La Fédération nationale des chrétiens du Népal ainsi que d’autres mouvements religieux ont fait part de leurs inquiétudes à la commission parlementaire chargée de la question, demandant une révision complète du projet de loi. Les conclusions de la consultation populaire sont prévues pour décembre 2016.

Au Népal, où 81,3 % de la population est hindoue, les principales minorités religieuses sont constituées de bouddhistes (9 % de la population), de musulmans (4,4 % de la population), sunnites dans leur très grande majorité, et de chrétiens (1,41 %), dont 8 à 10 000 de catholiques (soit 0,03%).
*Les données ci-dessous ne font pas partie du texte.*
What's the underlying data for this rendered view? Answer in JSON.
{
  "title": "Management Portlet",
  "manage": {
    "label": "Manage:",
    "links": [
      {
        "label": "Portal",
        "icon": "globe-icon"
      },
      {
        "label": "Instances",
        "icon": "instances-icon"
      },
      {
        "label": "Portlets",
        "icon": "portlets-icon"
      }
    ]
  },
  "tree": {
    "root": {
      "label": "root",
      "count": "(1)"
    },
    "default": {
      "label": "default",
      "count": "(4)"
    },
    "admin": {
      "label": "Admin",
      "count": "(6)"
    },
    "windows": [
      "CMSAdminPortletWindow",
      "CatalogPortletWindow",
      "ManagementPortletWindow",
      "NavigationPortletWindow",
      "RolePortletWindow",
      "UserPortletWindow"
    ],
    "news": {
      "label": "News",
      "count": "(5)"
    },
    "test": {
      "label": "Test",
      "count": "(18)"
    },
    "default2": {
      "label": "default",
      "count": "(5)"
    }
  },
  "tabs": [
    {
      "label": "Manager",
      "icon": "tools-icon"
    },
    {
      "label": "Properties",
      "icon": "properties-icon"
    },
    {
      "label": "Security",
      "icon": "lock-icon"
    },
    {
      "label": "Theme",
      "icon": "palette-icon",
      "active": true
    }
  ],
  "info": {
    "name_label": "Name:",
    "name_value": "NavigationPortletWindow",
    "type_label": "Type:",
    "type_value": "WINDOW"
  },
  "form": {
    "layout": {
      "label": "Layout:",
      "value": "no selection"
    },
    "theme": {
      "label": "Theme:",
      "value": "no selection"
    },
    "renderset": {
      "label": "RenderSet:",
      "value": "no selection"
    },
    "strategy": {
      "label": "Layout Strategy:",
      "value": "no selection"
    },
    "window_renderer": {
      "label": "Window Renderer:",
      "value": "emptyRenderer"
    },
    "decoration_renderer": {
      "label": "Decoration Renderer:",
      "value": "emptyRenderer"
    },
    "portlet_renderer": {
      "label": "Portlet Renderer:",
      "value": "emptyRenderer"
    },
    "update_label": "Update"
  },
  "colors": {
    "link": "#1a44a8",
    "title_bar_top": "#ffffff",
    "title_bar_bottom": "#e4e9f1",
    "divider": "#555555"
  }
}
Les Eglises protestantes – essentiellement évangéliques et pentecôtistes – sont aujourd’hui présentes dans chacun des 75 districts du pays, même si le nombre de leurs fidèles est sujet à caution. Le chiffre de deux millions de croyants (près de 7 % de la population) est souvent cité, sans qu’aucune étude statistique fiable ne vienne confirmer l’estimation. Pour le Rév. Lokmani Dhakal, pasteur protestant et secrétaire de la Société chrétienne du Népal (NCS, Nepal Christian Society), la plus importante fédération d’Eglises protestantes du pays, le nombre réel des chrétiens au Népal serait plus proche du million de fidèles.